Dormir bien también es cuestión de nutrición
Marzo no sólo trae mochilas llenas y agendas apretadas, también llega cargado de estrés. El retorno a clases y la reanudación de las rutinas de trabajo pasan a ser uno de los períodos de mayor presión para niños, jóvenes y adultos, y el sueño suele ser la primera víctima. Según una encuesta Cadem realizada el año pasado, el 58% de los chilenos declaraba dormir mal o regular, mientras que la Encuesta Nacional de Salud revelaba que en el 63,2% de la población existe sospecha de algún trastorno del sueño.
En ambos casos, el estrés y la ansiedad son los principales detonantes. En este contexto, la químico farmacéutico de Farmacias Ahumada, Soledad Velásquez, pone el foco en un aliado poco considerado: la nutrición. "Lo que comemos tiene un impacto directo en cómo dormimos.
Hay nutrientes que participan activamente en la producción de melatonina, la hormona del sueño, y en la relajación del sistema nervioso", explica la especialista. Los nutrientes que regulan el descanso El magnesio, en particular el glicinato de magnesio, es uno de los más importantes, ya que relaja los músculos, reduce el cortisol -la hormona del estrés- y calma el sistema nervioso. Se puede encontrar en espinacas, almendras, semillas de zapallo, legumbres y cereales integrales.
Por otro lado, la vitamina D regula el ritmo circadiano e impacta directamente los niveles de melatonina, la hormona que regula el ciclo sueño-vigilia, indicando al cuerpo cuándo hay que dormir (cuando sus niveles se incrementan). Su principal fuente es la exposición solar moderada, complementada con pescados grasos, huevo y lácteos. Las vitaminas B (B6, B12, folato) actúan como cofactores en la síntesis de serotonina (la hormona que regula el estado de ánimo, el sueño y la digestión) y la melatonina; en particular, la vitamina B6 convierte el triptófano en serotonina y, luego, en melatonina.
Las podemos encontrar en carnes magras, huevos, lácteos, legumbres y cereales integrales. Estudios realizados donde se han combinado con magnesio, muestran mejoras en cuadros de insomnio.
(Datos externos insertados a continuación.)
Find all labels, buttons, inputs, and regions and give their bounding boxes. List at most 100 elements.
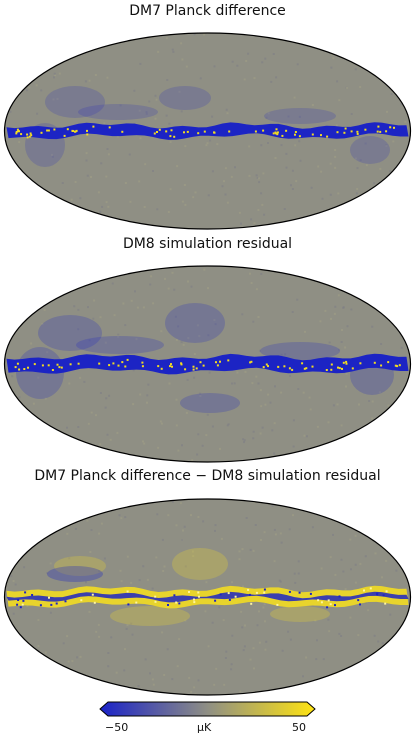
noise-speck — [372, 43, 375, 46]
colorbar-min-label: −50 — [105, 721, 129, 734]
noise-speck — [166, 79, 169, 81]
noise-speck — [49, 611, 52, 614]
noise-speck — [126, 624, 129, 627]
noise-speck — [194, 191, 197, 194]
band-speck — [329, 603, 332, 606]
noise-speck — [332, 57, 335, 60]
noise-speck — [190, 514, 192, 517]
noise-speck — [231, 634, 234, 637]
noise-speck — [243, 645, 246, 648]
noise-speck — [302, 391, 305, 394]
noise-speck — [315, 658, 318, 661]
band-speck — [175, 601, 178, 604]
noise-speck — [271, 504, 274, 507]
noise-speck — [83, 37, 86, 40]
band-speck — [288, 367, 291, 370]
noise-speck — [261, 426, 264, 429]
noise-speck — [103, 122, 106, 125]
band-speck — [30, 134, 33, 137]
noise-speck — [252, 430, 255, 433]
band-speck — [227, 592, 230, 595]
noise-speck — [76, 656, 79, 659]
band-speck — [156, 131, 158, 133]
noise-speck — [116, 431, 119, 434]
noise-speck — [160, 330, 163, 333]
noise-speck — [69, 271, 72, 274]
noise-speck — [311, 104, 314, 106]
noise-speck — [360, 55, 363, 58]
noise-speck — [364, 142, 367, 145]
noise-speck — [131, 633, 134, 636]
noise-speck — [202, 520, 205, 523]
band-speck — [277, 365, 280, 368]
noise-speck — [260, 405, 263, 408]
noise-speck — [68, 382, 71, 385]
noise-speck — [94, 74, 97, 76]
noise-speck — [158, 693, 161, 695]
noise-speck — [258, 181, 261, 184]
noise-speck — [294, 581, 297, 584]
noise-speck — [95, 630, 98, 633]
noise-speck — [327, 618, 330, 621]
band-speck — [31, 594, 34, 596]
band-speck — [309, 592, 312, 595]
map-outline — [3, 498, 412, 696]
band-speck — [180, 363, 183, 366]
noise-speck — [180, 110, 183, 113]
band-speck — [227, 359, 230, 362]
band-speck — [250, 360, 253, 363]
noise-speck — [190, 690, 193, 693]
noise-speck — [299, 159, 302, 162]
noise-speck — [350, 568, 352, 571]
sky-map-content — [4, 33, 411, 229]
noise-speck — [341, 329, 343, 331]
noise-speck — [269, 401, 272, 404]
noise-speck — [226, 424, 229, 427]
noise-speck — [13, 202, 16, 205]
noise-speck — [247, 52, 250, 55]
noise-speck — [240, 222, 242, 225]
diffuse-emission — [172, 548, 228, 580]
band-speck — [396, 365, 399, 368]
noise-speck — [181, 539, 184, 541]
noise-speck — [4, 409, 7, 412]
band-speck — [351, 367, 354, 370]
band-speck — [16, 128, 19, 131]
noise-speck — [397, 457, 400, 460]
noise-speck — [134, 290, 136, 293]
noise-speck — [236, 371, 239, 374]
noise-speck — [284, 353, 287, 356]
noise-speck — [107, 665, 110, 668]
noise-speck — [332, 404, 335, 407]
band-speck — [26, 133, 29, 136]
noise-speck — [206, 413, 209, 416]
noise-speck — [305, 656, 308, 659]
band-speck — [393, 126, 395, 129]
band-speck — [350, 130, 353, 133]
noise-speck — [124, 182, 127, 184]
noise-speck — [199, 77, 202, 80]
noise-speck — [379, 185, 382, 188]
noise-speck — [145, 112, 148, 115]
noise-speck — [356, 167, 359, 170]
band-speck — [80, 599, 83, 602]
noise-speck — [296, 298, 299, 301]
band-speck — [22, 599, 25, 602]
noise-speck — [14, 583, 17, 586]
band-speck — [29, 132, 32, 135]
band-speck — [276, 133, 279, 136]
noise-speck — [43, 308, 46, 311]
noise-speck — [314, 619, 317, 622]
band-speck — [263, 588, 266, 591]
noise-speck — [373, 201, 376, 204]
noise-speck — [239, 690, 242, 693]
noise-speck — [302, 675, 304, 678]
band-speck — [326, 606, 329, 609]
noise-speck — [283, 208, 286, 210]
noise-speck — [258, 610, 260, 613]
noise-speck — [97, 623, 100, 626]
noise-speck — [24, 445, 27, 448]
noise-speck — [223, 180, 225, 183]
noise-speck — [371, 325, 374, 328]
noise-speck — [331, 53, 334, 56]
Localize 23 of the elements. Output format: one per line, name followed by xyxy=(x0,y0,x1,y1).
Asimismo, minerales como el zinc y el calcio han mostrado que influyen positivamente en el sueño y su calidad.
Ambos apoyan la conversión de triptófano en melatonina y el calcio, en particular, ayuda al cerebro a liberar melatonina y promueve la relajación nerviosa. Ensayos y revisiones señalan a estos nutrientes como coadyuvantes potenciales en la higiene del sueño, pudiéndose encontrar en alimentos como lácteos, frutos secos, semillas y pescados. Por último, el hierro es clave para la oxigenación cerebral y para prevenir el síndrome de piernas inquietas, trastorno que interrumpe el sueño, mientras que existe evidencia creciente de que los ácidos grasos Omega-3 moderan la inflamación y pueden mejorar continuidad y calidad del sueño.